Lets take the great insidious Medusa of programming, spread it's execution over possibly hundreds of people and somehow "educate" them so they all execute correctly and things come out well in the end.

No way should we take time get the locking right once and let people focus on their individual areas of expertise.

How does one, over a ten plus year engineering career arrive at an opinion that on the face of it is utter madness. (I'm genuinely curious. Maybe I'm wrong but...)

Division of labor is the foundation of modern civilization. While it's important that the participants in these division be educated and have knowledge of how their actions impact other divisions, that should not preempt the implementation of the division itself.

Shielding driver authors from locking

Posted Oct 29, 2010 12:13 UTC (Fri) by smowton (guest, #57076) [Link]

This sounds sensible -- essentially it's the Windows Driver Foundation argument; that you should be able to develop in a friendly, simple but inefficient environment and gradually pull in the more awesome powers of the full kernel environment as you need to. So your driver for a serial IR device that only ever needs to cope with 9.6kbps can be written like the system is very simple indeed, whilst that for a 100Gbps network card perhaps needs to pull out all the stops to minimise the number of machine instructions to send a packet, or maximise parallelism when working with dozens of cores.

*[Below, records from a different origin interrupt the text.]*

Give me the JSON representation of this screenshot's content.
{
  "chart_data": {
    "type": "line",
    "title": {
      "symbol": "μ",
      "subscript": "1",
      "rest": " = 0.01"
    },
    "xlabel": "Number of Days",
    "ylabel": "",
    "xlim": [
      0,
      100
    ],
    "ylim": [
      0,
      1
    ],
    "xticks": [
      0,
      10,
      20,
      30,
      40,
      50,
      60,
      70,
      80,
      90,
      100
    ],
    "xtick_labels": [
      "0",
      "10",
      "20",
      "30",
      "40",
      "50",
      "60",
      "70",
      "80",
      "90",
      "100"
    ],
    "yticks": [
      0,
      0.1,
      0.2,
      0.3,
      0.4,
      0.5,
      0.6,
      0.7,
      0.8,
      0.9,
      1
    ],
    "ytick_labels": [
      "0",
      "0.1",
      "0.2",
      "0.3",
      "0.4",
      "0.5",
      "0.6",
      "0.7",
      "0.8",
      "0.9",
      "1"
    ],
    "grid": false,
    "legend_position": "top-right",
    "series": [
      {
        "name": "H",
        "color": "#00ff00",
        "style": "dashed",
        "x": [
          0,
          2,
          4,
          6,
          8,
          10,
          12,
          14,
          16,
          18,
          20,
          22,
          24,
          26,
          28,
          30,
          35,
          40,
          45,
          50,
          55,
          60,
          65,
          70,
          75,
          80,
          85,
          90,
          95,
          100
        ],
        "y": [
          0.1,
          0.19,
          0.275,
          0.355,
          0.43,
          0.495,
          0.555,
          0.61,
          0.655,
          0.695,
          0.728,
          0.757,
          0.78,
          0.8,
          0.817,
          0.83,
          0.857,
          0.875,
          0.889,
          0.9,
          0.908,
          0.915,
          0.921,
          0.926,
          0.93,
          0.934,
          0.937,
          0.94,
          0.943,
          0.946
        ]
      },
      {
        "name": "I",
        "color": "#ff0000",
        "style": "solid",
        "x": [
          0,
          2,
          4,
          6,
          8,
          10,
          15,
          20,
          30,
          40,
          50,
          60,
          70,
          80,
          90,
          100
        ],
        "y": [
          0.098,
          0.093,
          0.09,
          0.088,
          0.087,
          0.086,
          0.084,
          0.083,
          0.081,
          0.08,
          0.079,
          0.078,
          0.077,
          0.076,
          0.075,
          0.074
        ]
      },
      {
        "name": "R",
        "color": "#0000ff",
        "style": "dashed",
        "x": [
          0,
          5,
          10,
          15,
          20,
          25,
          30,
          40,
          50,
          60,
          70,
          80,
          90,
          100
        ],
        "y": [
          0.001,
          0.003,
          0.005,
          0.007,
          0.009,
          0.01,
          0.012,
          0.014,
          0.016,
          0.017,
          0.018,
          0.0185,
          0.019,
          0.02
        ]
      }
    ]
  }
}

The WDF guys needed to solve the blocking-call thing of course; their approach was to say that I/O request packets had to be either completed within a driver callback or else placed in a queue for later retrieval in response to an event or timer; placing it in an internal queue would release the device or instance-wide lock. Busy-waiting or sleeping inside a callback was always an error. It's troubling for this purpose that Linux's model of in-progress kernel calls is very much tied to the C stack, but it seems like it wouldn't be too difficult to remodel using aio as the standard and synchronous calls as a simple wrapper atop that which takes place outside the driver framework's locking scheme.